Monday, November 10, 2008
On the Guitar Hero Commercial
I recently wrote about celebrity endorsements, acknowledging the infestation of celebrity hysteria not only among the tabloid-addict, consuming pubic, but also on the mix-masters of the advertising market themselves. While the advertising industry's gone gah-gah over the celebrity endorsement, they've shown they'll go to great financial extents in reeling in celebrities so much that the creativity and overall integrity of the market is being threatened. In obtaining the celebrity face, advertisers are often caught in a star-struck vortex while handling celebrity endorsements, making foolhardy decisions in their quest for the biggest name in the business instead of the right one for the product at hand. Following the first "Guitar Hero: World Tour" commercial headed by a bevy of jiving all-star celebrities, an emulation of Tom Cruise's iconic stunt in Risky Business, they're already out with it's sister follow-up video advertisement, featuring who??? Heidi Klum????
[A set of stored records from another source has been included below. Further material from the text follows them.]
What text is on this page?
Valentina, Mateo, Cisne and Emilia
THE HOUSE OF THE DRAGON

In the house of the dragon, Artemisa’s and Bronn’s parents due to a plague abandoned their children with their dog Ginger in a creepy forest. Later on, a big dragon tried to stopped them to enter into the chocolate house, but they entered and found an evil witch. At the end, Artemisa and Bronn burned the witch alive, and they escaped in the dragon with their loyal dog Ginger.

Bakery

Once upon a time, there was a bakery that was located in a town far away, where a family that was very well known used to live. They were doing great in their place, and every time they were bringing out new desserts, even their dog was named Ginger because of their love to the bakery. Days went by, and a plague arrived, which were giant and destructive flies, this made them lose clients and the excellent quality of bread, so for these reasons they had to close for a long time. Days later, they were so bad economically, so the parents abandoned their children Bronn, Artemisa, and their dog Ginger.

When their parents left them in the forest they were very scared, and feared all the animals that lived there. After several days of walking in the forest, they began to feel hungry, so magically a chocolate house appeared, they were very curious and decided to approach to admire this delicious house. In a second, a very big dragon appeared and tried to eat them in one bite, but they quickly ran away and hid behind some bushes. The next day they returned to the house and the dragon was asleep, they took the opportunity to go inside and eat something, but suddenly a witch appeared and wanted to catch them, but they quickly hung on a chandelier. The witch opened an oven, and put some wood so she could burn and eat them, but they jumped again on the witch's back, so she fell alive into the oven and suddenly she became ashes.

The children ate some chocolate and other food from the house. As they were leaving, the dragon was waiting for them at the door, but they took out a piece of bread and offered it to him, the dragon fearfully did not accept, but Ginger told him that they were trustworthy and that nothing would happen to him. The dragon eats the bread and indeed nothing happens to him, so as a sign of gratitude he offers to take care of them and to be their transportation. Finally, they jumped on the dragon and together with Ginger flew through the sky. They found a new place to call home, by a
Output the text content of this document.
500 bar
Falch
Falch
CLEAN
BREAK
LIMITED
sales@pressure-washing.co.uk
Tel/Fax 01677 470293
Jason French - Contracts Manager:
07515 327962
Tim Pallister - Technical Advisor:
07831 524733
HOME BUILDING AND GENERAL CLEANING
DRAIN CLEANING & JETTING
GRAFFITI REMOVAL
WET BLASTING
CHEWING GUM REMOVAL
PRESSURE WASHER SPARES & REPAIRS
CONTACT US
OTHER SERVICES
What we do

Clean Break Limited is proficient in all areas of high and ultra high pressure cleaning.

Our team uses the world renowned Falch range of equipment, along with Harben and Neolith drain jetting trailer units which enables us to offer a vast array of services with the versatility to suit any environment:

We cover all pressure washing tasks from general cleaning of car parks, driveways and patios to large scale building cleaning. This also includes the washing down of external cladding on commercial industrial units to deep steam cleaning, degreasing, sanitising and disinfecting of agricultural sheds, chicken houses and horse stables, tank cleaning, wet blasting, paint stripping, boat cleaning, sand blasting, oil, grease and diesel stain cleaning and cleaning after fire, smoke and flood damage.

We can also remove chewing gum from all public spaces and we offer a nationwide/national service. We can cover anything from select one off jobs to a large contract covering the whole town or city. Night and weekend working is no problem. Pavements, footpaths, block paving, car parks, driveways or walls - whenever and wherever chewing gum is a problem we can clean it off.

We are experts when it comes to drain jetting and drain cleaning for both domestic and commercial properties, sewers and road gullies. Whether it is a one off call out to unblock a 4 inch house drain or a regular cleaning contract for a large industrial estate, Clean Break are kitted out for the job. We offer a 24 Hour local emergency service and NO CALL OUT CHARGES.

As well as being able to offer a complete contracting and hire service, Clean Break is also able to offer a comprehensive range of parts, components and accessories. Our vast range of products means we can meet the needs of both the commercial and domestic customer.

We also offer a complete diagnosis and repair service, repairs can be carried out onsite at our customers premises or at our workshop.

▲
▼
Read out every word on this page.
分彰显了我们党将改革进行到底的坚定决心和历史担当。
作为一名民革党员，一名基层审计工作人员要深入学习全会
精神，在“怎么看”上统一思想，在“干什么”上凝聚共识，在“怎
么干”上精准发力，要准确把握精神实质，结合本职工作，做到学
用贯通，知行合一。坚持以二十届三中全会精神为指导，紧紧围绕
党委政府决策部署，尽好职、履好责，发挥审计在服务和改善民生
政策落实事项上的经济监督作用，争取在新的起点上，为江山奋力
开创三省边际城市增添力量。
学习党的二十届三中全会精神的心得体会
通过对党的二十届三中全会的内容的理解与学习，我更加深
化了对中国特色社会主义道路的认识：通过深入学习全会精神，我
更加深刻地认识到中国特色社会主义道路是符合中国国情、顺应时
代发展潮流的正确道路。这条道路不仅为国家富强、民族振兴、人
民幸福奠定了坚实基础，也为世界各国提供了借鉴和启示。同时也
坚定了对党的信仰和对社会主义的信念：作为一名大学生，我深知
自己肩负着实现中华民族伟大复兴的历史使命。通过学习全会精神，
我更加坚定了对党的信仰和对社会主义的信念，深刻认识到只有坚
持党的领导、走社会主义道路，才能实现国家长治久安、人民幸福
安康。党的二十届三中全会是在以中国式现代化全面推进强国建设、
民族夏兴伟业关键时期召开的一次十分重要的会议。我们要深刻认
Do these guys really expect me to think that Project Runway host and renown supermodel Heidi Klum sits around all day playing Guitar Hero like the rest of the thirteen-year old male population? While Guitar Hero might have succeeded at scoring a celebrity phenomenon as its figure head, but it's effective at nothing but stimulating male hard-ons. Pulling the oldest trick of the book---sex sells--might turn on the masculine sex drive, but if anything might turn off consumers. Why would teenage boys, wound up in the midst of hormone frenzy, while making every attempt to flex their muscles and flaunt their stature as full grown man, want to buy the same cootees-infested product a girl plays with. Hell, if he's going to go out and buy Heidi Klum's favorite toy, he might as well go out and get a manicure while he's at it--right?(thirteen year old boy thinking here)
This ad might succeed in tantalizing the public gaze for its 30 second duration(oh yeah and in between the satin sheets of sweet dreams), but its not to make an everlasting imprint on "Guitar Hero" sales. Although the first commercial had athletes instead of a more appropriate choice in using badass rockstars like Bon Jovi or Steven Tyler, it was a staggeringly clever commercial taking full advantage of a moment in the history of popular culture while spicing it up with modern embellishment, giving it the perfect tinge of a classic-modern masterpiece in the field of marketing(and honestly who's more cool right now than Michael Phelps, A-Rod, Kobe Bryant, and Tony Hawke?) More entranced by the celebrity face than the ingenious idea or strategically-devised celebrity use, displays like this "Guitar Hero" strip tease, might attract America's hungry gaze, but it won't seduce consumers enough to have any bearing on their wallet. I think Pop Therapy captured the overall public reaction to the ad saying, "It doesn’t make me want to buy the game, but it does make me wish I were that Guitar."